0

Let's say one wants to create a 1TB git repository in which data is updated here and there regularly. Whether that's a good idea is not part of the question, it probably isn't, so let's define it as a prerequisit. It's 1TB of ascii data in the working directory, but how it's chunked into files (a lot of tiny ones, fewer larger ones etc) can be chosen arbitrarily.

Git with large files gives some good info on that, in particular that for large files xdelta seems to become the bottleneck, while for a huge number of files git gc seems to become the problem (though that answer is from 2013, so it may well be outdated).

Git LFS or VFS for Git is not to be employed, the data should be revisioned and contained in the repository.

I'm definitely going to run some tests, but my question is whether anyone has experience values with this and could recommend (or make an educated guess) in what range an optimal filesize per chunk might be found?

matthias_buehlmann
  • 4,641
  • 6
  • 34
  • 76

2 Answers2

1

Your question is operating system specific and file system specific. BTW, both Bismon and RefPerSys are managing data in textual files, git-versioned, like you do.

Your question is related to this one.

On a Linux system, I would recommend to:

  • have files of more than 64 kilobytes each and less than a dozen megabytes each (since very small files, or very big ones, could be handled less efficiently).
  • have directories of less than a thousand inode(7)-s each, but on average with at least a dozen of inodes (including subdirectories).

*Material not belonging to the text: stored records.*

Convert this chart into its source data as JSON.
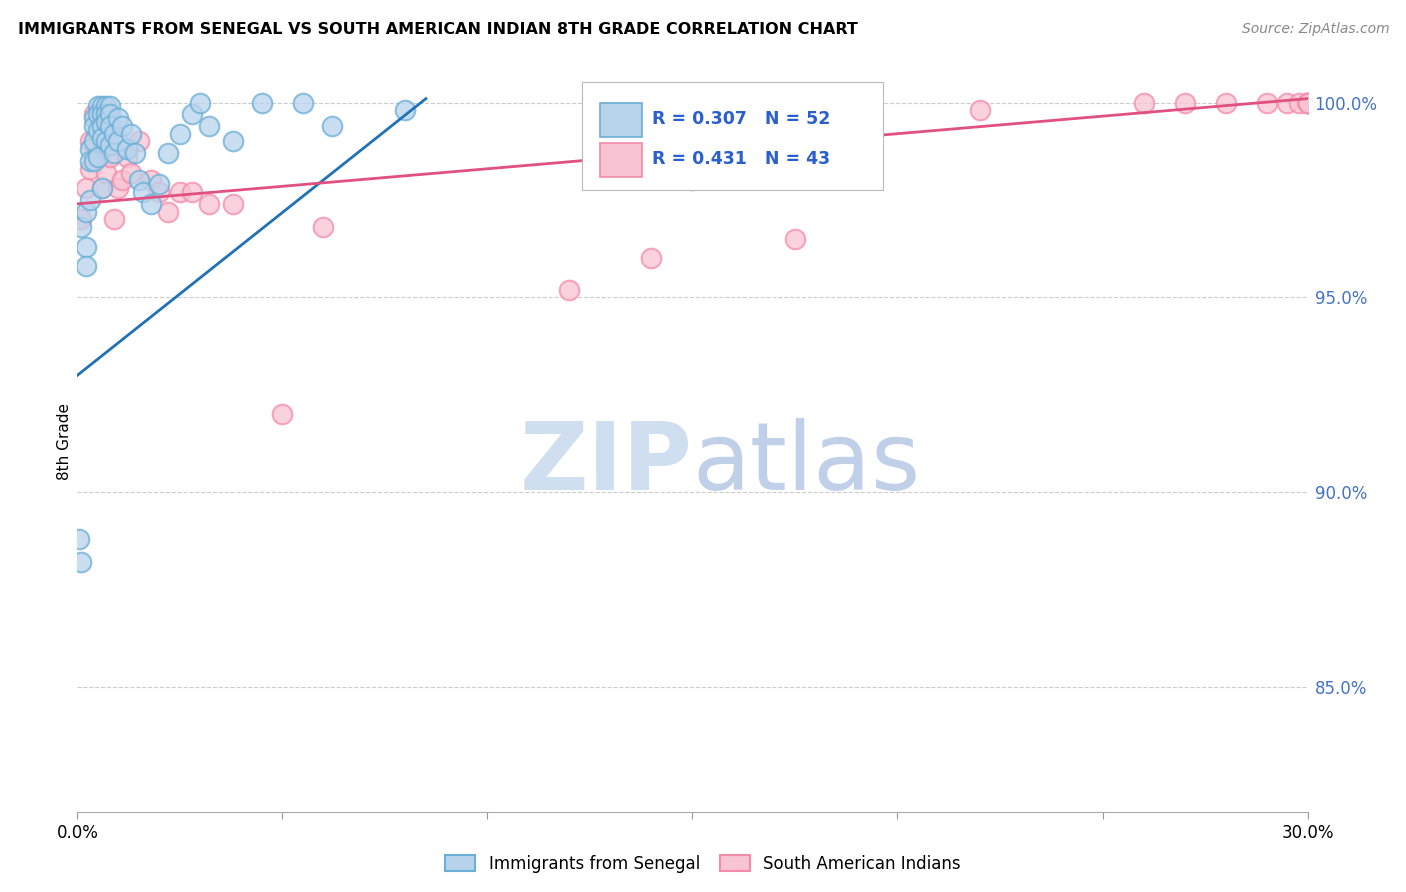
{
  "title": "IMMIGRANTS FROM SENEGAL VS SOUTH AMERICAN INDIAN 8TH GRADE CORRELATION CHART",
  "source": "Source: ZipAtlas.com",
  "ylabel": "8th Grade",
  "yaxis_ticks": [
    "100.0%",
    "95.0%",
    "90.0%",
    "85.0%"
  ],
  "yaxis_tick_values": [
    1.0,
    0.95,
    0.9,
    0.85
  ],
  "xlim": [
    0.0,
    0.3
  ],
  "ylim": [
    0.818,
    1.008
  ],
  "legend_label1": "Immigrants from Senegal",
  "legend_label2": "South American Indians",
  "blue_color_face": "#b8d4ed",
  "blue_color_edge": "#6baed6",
  "pink_color_face": "#f9c4d2",
  "pink_color_edge": "#f48baa",
  "blue_line_color": "#2171b5",
  "pink_line_color": "#e05080",
  "watermark_zip_color": "#d0dff0",
  "watermark_atlas_color": "#c0d0e8",
  "grid_color": "#cccccc",
  "blue_scatter_x": [
    0.0005,
    0.001,
    0.001,
    0.002,
    0.002,
    0.002,
    0.003,
    0.003,
    0.003,
    0.004,
    0.004,
    0.004,
    0.004,
    0.005,
    0.005,
    0.005,
    0.005,
    0.006,
    0.006,
    0.006,
    0.006,
    0.006,
    0.007,
    0.007,
    0.007,
    0.007,
    0.008,
    0.008,
    0.008,
    0.008,
    0.009,
    0.009,
    0.01,
    0.01,
    0.011,
    0.012,
    0.013,
    0.014,
    0.015,
    0.016,
    0.018,
    0.02,
    0.022,
    0.025,
    0.028,
    0.03,
    0.032,
    0.038,
    0.045,
    0.055,
    0.062,
    0.08
  ],
  "blue_scatter_y": [
    0.888,
    0.882,
    0.968,
    0.963,
    0.958,
    0.972,
    0.988,
    0.985,
    0.975,
    0.996,
    0.994,
    0.99,
    0.985,
    0.999,
    0.997,
    0.993,
    0.986,
    0.999,
    0.997,
    0.994,
    0.991,
    0.978,
    0.999,
    0.997,
    0.995,
    0.99,
    0.999,
    0.997,
    0.994,
    0.989,
    0.992,
    0.987,
    0.996,
    0.99,
    0.994,
    0.988,
    0.992,
    0.987,
    0.98,
    0.977,
    0.974,
    0.979,
    0.987,
    0.992,
    0.997,
    1.0,
    0.994,
    0.99,
    1.0,
    1.0,
    0.994,
    0.998
  ],
  "pink_scatter_x": [
    0.001,
    0.002,
    0.003,
    0.003,
    0.004,
    0.005,
    0.006,
    0.006,
    0.007,
    0.007,
    0.008,
    0.008,
    0.009,
    0.01,
    0.011,
    0.012,
    0.013,
    0.015,
    0.018,
    0.02,
    0.022,
    0.025,
    0.028,
    0.032,
    0.038,
    0.05,
    0.06,
    0.12,
    0.14,
    0.15,
    0.155,
    0.175,
    0.22,
    0.26,
    0.27,
    0.28,
    0.29,
    0.295,
    0.298,
    0.3,
    0.3,
    0.3,
    0.3
  ],
  "pink_scatter_y": [
    0.97,
    0.978,
    0.99,
    0.983,
    0.997,
    0.992,
    0.978,
    0.988,
    0.994,
    0.982,
    0.994,
    0.986,
    0.97,
    0.978,
    0.98,
    0.986,
    0.982,
    0.99,
    0.98,
    0.977,
    0.972,
    0.977,
    0.977,
    0.974,
    0.974,
    0.92,
    0.968,
    0.952,
    0.96,
    0.98,
    0.988,
    0.965,
    0.998,
    1.0,
    1.0,
    1.0,
    1.0,
    1.0,
    1.0,
    1.0,
    1.0,
    1.0,
    1.0
  ],
  "blue_trend_x": [
    0.0,
    0.085
  ],
  "blue_trend_y": [
    0.93,
    1.001
  ],
  "pink_trend_x": [
    0.0,
    0.3
  ],
  "pink_trend_y": [
    0.974,
    1.001
  ]
}
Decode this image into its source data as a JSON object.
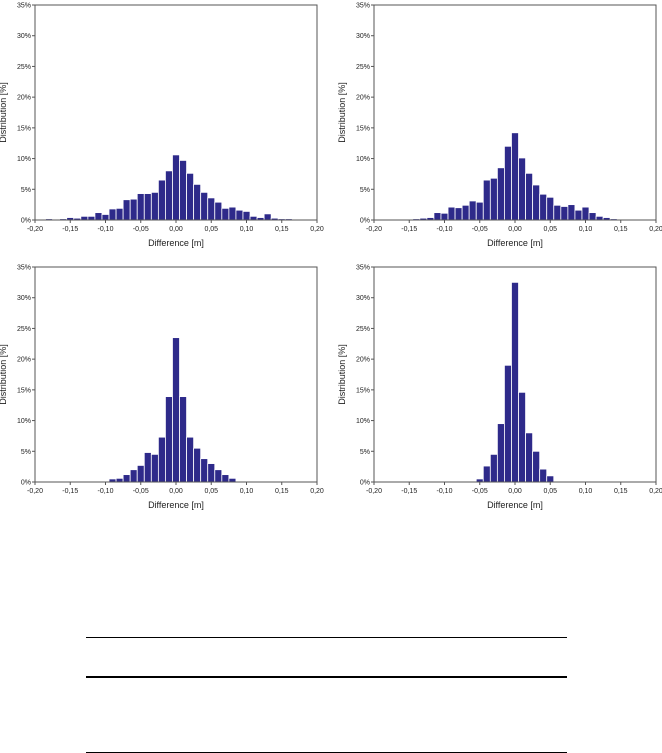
{
  "colors": {
    "bar": "#2e2a8a",
    "bar_edge": "#ffffff",
    "axis": "#555555",
    "text": "#222222"
  },
  "chart_data": [
    {
      "type": "bar",
      "xlabel": "Difference [m]",
      "ylabel": "Distribution [%]",
      "xlim": [
        -0.2,
        0.2
      ],
      "ylim": [
        0,
        35
      ],
      "x_ticks": [
        "-0,20",
        "-0,15",
        "-0,10",
        "-0,05",
        "0,00",
        "0,05",
        "0,10",
        "0,15",
        "0,20"
      ],
      "y_ticks": [
        "0%",
        "5%",
        "10%",
        "15%",
        "20%",
        "25%",
        "30%",
        "35%"
      ],
      "grid": false,
      "bin_width": 0.01,
      "x": [
        -0.19,
        -0.18,
        -0.17,
        -0.16,
        -0.15,
        -0.14,
        -0.13,
        -0.12,
        -0.11,
        -0.1,
        -0.09,
        -0.08,
        -0.07,
        -0.06,
        -0.05,
        -0.04,
        -0.03,
        -0.02,
        -0.01,
        0.0,
        0.01,
        0.02,
        0.03,
        0.04,
        0.05,
        0.06,
        0.07,
        0.08,
        0.09,
        0.1,
        0.11,
        0.12,
        0.13,
        0.14,
        0.15,
        0.16,
        0.17,
        0.18,
        0.19
      ],
      "values": [
        0.1,
        0.2,
        0.1,
        0.2,
        0.4,
        0.3,
        0.6,
        0.6,
        1.2,
        0.9,
        1.8,
        1.9,
        3.3,
        3.4,
        4.3,
        4.3,
        4.5,
        6.5,
        8.0,
        10.6,
        9.7,
        7.6,
        5.8,
        4.5,
        3.6,
        2.9,
        1.9,
        2.1,
        1.6,
        1.4,
        0.6,
        0.4,
        1.0,
        0.3,
        0.2,
        0.2,
        0.1,
        0.1,
        0.1
      ]
    },
    {
      "type": "bar",
      "xlabel": "Difference [m]",
      "ylabel": "Distribution [%]",
      "xlim": [
        -0.2,
        0.2
      ],
      "ylim": [
        0,
        35
      ],
      "x_ticks": [
        "-0,20",
        "-0,15",
        "-0,10",
        "-0,05",
        "0,00",
        "0,05",
        "0,10",
        "0,15",
        "0,20"
      ],
      "y_ticks": [
        "0%",
        "5%",
        "10%",
        "15%",
        "20%",
        "25%",
        "30%",
        "35%"
      ],
      "grid": false,
      "bin_width": 0.01,
      "x": [
        -0.17,
        -0.16,
        -0.15,
        -0.14,
        -0.13,
        -0.12,
        -0.11,
        -0.1,
        -0.09,
        -0.08,
        -0.07,
        -0.06,
        -0.05,
        -0.04,
        -0.03,
        -0.02,
        -0.01,
        0.0,
        0.01,
        0.02,
        0.03,
        0.04,
        0.05,
        0.06,
        0.07,
        0.08,
        0.09,
        0.1,
        0.11,
        0.12,
        0.13,
        0.14
      ],
      "values": [
        0.1,
        0.1,
        0.1,
        0.2,
        0.3,
        0.4,
        1.2,
        1.1,
        2.1,
        2.0,
        2.4,
        3.1,
        2.9,
        6.5,
        6.8,
        8.5,
        12.0,
        14.2,
        10.1,
        7.6,
        5.7,
        4.2,
        3.7,
        2.4,
        2.2,
        2.5,
        1.6,
        2.1,
        1.2,
        0.6,
        0.4,
        0.2
      ]
    },
    {
      "type": "bar",
      "xlabel": "Difference [m]",
      "ylabel": "Distribution [%]",
      "xlim": [
        -0.2,
        0.2
      ],
      "ylim": [
        0,
        35
      ],
      "x_ticks": [
        "-0,20",
        "-0,15",
        "-0,10",
        "-0,05",
        "0,00",
        "0,05",
        "0,10",
        "0,15",
        "0,20"
      ],
      "y_ticks": [
        "0%",
        "5%",
        "10%",
        "15%",
        "20%",
        "25%",
        "30%",
        "35%"
      ],
      "grid": false,
      "bin_width": 0.01,
      "x": [
        -0.09,
        -0.08,
        -0.07,
        -0.06,
        -0.05,
        -0.04,
        -0.03,
        -0.02,
        -0.01,
        0.0,
        0.01,
        0.02,
        0.03,
        0.04,
        0.05,
        0.06,
        0.07,
        0.08
      ],
      "values": [
        0.5,
        0.6,
        1.2,
        2.0,
        2.7,
        4.8,
        4.5,
        7.3,
        13.9,
        23.5,
        13.9,
        7.3,
        5.5,
        3.8,
        3.0,
        2.0,
        1.2,
        0.6
      ]
    },
    {
      "type": "bar",
      "xlabel": "Difference [m]",
      "ylabel": "Distribution [%]",
      "xlim": [
        -0.2,
        0.2
      ],
      "ylim": [
        0,
        35
      ],
      "x_ticks": [
        "-0,20",
        "-0,15",
        "-0,10",
        "-0,05",
        "0,00",
        "0,05",
        "0,10",
        "0,15",
        "0,20"
      ],
      "y_ticks": [
        "0%",
        "5%",
        "10%",
        "15%",
        "20%",
        "25%",
        "30%",
        "35%"
      ],
      "grid": false,
      "bin_width": 0.01,
      "x": [
        -0.05,
        -0.04,
        -0.03,
        -0.02,
        -0.01,
        0.0,
        0.01,
        0.02,
        0.03,
        0.04,
        0.05
      ],
      "values": [
        0.5,
        2.6,
        4.5,
        9.5,
        19.0,
        32.5,
        14.6,
        8.0,
        5.0,
        2.1,
        1.0
      ]
    }
  ]
}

Otherwise path_resolution(7) could be slowed, and glob(7)-ing in your Unix shell can become an issue (for humans). So prefer a file tree like data/dir01/file0102 .... data/dir99/file34356 to a single directory containing a million of inodes.
  • choose carefully your file system (Ext4, XFS, etc...)
  • backup your data: both GNU tar and afio (capable of compressing individual files) have limitations.

You could also contact researchers in bioinformatics. They probably have the same issue as you do.

You could benchmark yourself, by generating arbitrary data. My manydl.c program is able to generate an arbitrary amount of C files (compiled into dlopen(3)-ed plugins), you could adapt it for your benchmarking purposes.

The choice of the hardware (SSD or rotating disk) is also relevant.

For critical data, I would also suggest to keep (at backup time) some hash code (e.g. md5 or better) of every textual file.

Basile Starynkevitch
  • 223,805
  • 18
  • 296
  • 547
0

This sounds very much like bup's target use case. It works by pattern-matching block boundaries (low 13 bits of a rolling checksum of 64 bytes 0x1fff, netting on-average-8kb blocks) so it looks possible to maliciously or spectacularly-unluckily produce very small or very large blocks, but those won't actually break it.

jthill
  • 55,082
  • 5
  • 77
  • 137